U.K. stocks retreated, ending a four-day rally, as a decline in financial shares after U.S. lawmakers failed to agree on raising the nation’s debt ceiling outweighed gains in energy and drugs companies.
Barclays Plc (BARC), the U.K.’s second-largest bank, and Royal Bank of Scotland Group Plc (RBS) fell as the lack of a deal between President Barack Obama and Congress increased concern that the world’s largest economy may default. BP Plc (BP/) and GlaxoSmithKline Plc (GSK) rose before releasing earnings tomorrow.
The benchmark FTSE 100 Index (UKX) slipped 9.76, or 0.2 percent, to 5,925.26 at the 4:30 p.m. close in London. The gauge has dropped 2.7 percent since this year’s high on Feb. 8 amid speculation that Europe’s debt crisis will spread. The broader FTSE All-Share Index (ASX) fell 0.2 percent today, while Ireland’s ISEQ Index lost 0.4 percent.
The FTSE 100 rose 1.6 percent last week after euro-area leaders redoubled efforts to end the sovereign-debt crisis by easing debt terms on Greece and enhancing a rescue fund.
“What has the markets spooked now is that the Republicans and Democrats appear to have abandoned the idea of a bi-partisan deal and decided to try and forge ahead with their own plans, making any proposal even less attractive to their political opponents,” said Jonathan Sudaria, a trader at Capital Spreads in London.

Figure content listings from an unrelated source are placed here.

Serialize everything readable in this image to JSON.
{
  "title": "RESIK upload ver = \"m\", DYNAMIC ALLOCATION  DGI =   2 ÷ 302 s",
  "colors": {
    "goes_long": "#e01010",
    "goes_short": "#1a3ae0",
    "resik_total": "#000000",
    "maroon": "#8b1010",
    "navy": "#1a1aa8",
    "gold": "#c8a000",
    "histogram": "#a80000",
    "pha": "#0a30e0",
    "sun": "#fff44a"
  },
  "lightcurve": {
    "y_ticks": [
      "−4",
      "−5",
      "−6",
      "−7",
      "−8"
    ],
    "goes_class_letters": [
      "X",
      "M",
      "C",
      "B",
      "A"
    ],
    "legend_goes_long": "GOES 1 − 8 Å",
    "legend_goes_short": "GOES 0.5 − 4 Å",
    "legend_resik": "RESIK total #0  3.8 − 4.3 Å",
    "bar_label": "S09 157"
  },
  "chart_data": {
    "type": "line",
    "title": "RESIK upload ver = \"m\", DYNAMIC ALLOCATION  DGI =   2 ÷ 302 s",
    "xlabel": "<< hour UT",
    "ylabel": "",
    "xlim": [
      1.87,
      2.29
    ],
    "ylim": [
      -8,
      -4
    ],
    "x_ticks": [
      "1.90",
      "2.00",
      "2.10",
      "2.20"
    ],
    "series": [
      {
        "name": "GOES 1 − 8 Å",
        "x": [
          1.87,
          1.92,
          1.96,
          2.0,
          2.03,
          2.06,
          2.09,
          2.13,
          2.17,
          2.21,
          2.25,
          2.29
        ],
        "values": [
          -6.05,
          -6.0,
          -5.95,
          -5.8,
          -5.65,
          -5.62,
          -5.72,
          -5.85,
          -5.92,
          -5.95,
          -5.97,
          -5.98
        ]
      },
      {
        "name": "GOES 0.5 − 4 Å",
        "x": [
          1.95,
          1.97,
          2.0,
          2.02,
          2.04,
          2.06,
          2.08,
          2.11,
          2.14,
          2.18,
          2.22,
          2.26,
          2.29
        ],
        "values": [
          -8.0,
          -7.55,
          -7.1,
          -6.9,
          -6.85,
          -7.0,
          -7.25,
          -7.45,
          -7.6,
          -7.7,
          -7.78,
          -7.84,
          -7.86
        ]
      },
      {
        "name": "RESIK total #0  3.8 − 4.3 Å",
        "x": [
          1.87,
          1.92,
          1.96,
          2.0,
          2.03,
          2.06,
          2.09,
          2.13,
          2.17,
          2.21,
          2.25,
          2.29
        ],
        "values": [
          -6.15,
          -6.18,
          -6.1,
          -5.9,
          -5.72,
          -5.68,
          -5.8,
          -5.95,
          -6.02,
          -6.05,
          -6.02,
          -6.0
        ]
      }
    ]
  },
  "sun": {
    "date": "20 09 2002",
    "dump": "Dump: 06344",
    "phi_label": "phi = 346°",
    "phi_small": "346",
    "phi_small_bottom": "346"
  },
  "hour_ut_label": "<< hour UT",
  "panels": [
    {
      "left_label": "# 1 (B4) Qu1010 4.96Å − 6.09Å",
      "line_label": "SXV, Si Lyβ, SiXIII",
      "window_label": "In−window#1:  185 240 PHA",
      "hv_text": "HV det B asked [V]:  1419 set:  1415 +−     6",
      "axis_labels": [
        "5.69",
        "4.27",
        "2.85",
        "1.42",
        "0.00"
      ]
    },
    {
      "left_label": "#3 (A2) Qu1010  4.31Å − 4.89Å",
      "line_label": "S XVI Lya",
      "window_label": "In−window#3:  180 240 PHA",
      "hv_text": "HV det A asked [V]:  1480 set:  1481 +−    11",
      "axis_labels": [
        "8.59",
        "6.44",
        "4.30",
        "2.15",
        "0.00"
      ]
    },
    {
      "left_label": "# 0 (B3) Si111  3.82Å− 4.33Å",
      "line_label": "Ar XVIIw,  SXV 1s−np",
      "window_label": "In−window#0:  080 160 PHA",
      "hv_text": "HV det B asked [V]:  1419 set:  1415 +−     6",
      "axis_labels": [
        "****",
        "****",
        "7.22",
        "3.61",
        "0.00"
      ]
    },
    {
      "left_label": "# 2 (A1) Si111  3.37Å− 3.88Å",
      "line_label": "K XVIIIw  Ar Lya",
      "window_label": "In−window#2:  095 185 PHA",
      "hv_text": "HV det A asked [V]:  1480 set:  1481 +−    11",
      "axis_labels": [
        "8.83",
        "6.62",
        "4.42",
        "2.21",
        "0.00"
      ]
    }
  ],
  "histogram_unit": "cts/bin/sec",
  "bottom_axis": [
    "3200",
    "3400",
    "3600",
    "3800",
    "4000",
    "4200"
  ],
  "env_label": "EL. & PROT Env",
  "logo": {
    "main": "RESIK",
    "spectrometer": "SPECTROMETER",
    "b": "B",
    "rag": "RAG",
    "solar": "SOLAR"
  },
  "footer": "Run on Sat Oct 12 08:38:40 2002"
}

The U.S. Congress failed to agree on a plan for raising the debt ceiling before a default threatened for Aug. 2, risking a cut to the nation’s AAA credit rating. Republicans and Democrats prepared dueling plans for raising the U.S. debt ceiling, unable to break a partisan stalemate over how to tackle the nation’s $14.3 trillion debt.
Barclays fell 4.4 percent to 228.95 pence and RBS retreated 1.6 percent to 36.28 pence. Aviva Plc (AV/), Britain’s second-biggest insurer by market value, dropped 3 percent to 412.6 pence after four days of gains. Legal & General Group Plc (LGEN) decreased 1 percent to 115.4 pence.
Payments to shareholders of U.K. companies have risen even as governments in Europe and the U.S. struggle with their finances. Dividends in the U.K. grew 27 percent in the second quarter as BP, the nation’s second-biggest oil company, resumed payments and the mining industry increased theirs almost fourfold, Capita Registrars said today.
BP climbed 1.1 percent to 475.4 pence today. Chief Executive Officer Robert Dudley could unlock $100 billion for BP investors by following ConocoPhillips and splitting up the company, analysts said.
BP, which is trying to recover from last year’s Gulf of Mexico disaster, has lagged behind its three larger rivals this year, rising 2.1 percent even as oil peaked at $127 a barrel. Conoco’s decision to split its refinery arm from its exploration and production business led analysts at banks including UBS AG, Bank of America and JPMorgan Cazenove to recommend BP look at a similar move.
“We believe BP should pursue a shrink-to-grow strategy by disposing of mature assets,” analysts at HSBC Holdings Plc including Paul Spedding in London wrote in a report today. “The proceeds should be returned to shareholders via a buyback programme.”
Glaxo, the U.K.’s biggest drugmaker, rose 1.7 percent to 1,363.5 pence ahead of results scheduled for tomorrow.
“We believe GSK’s sales and earnings trends will move to a sustainably positive trend from the second half of 2011,” Evolution Securities wrote in a report to investors. “Confidence in the base of where this trend starts from will be the key object of our results analysis.”
Ryanair Holdings Plc (RYA) declined 1.8 percent to 3.40 euros in Dublin. Europe’s biggest discount airline said first-quarter earnings were little changed after higher fuel costs eroded gains from rising passenger numbers.
Bank of Ireland Plc added 1 percent to 10.2 euro cents. Ireland’s government will sell as much as 37 percent of the country’s largest lender to a group of investors for 1.12 billion euros ($1.61 billion) in an attempt to help the company avoid majority state control.
Wolfson Microelectronics Plc (WLF) tumbled 11 percent to 155 pence, the lowest since April 2010, after the maker of integrated circuits for the data and video industries lowered its 2011 revenue growth forecast.
Dixons Retail Plc (DXNS), Europe’s second-largest electronics retailer, lost 6.1 percent to 15.2 pence. The shares were cut to “sell” from “neutral” at UBS AG, which said the company will likely report “weak” first-quarter earnings and the second half of this year will “remain tough.”
Halfords Group Plc (HFD), a U.K. seller of car parts and bicycles, declined 3.9 percent to 337 pence, the lowest since September 2009. JPMorgan Chase & Co. analysts cut their recommendation on the shares to “underweight” from “neutral,” citing “considerable risk around Christmas trading.”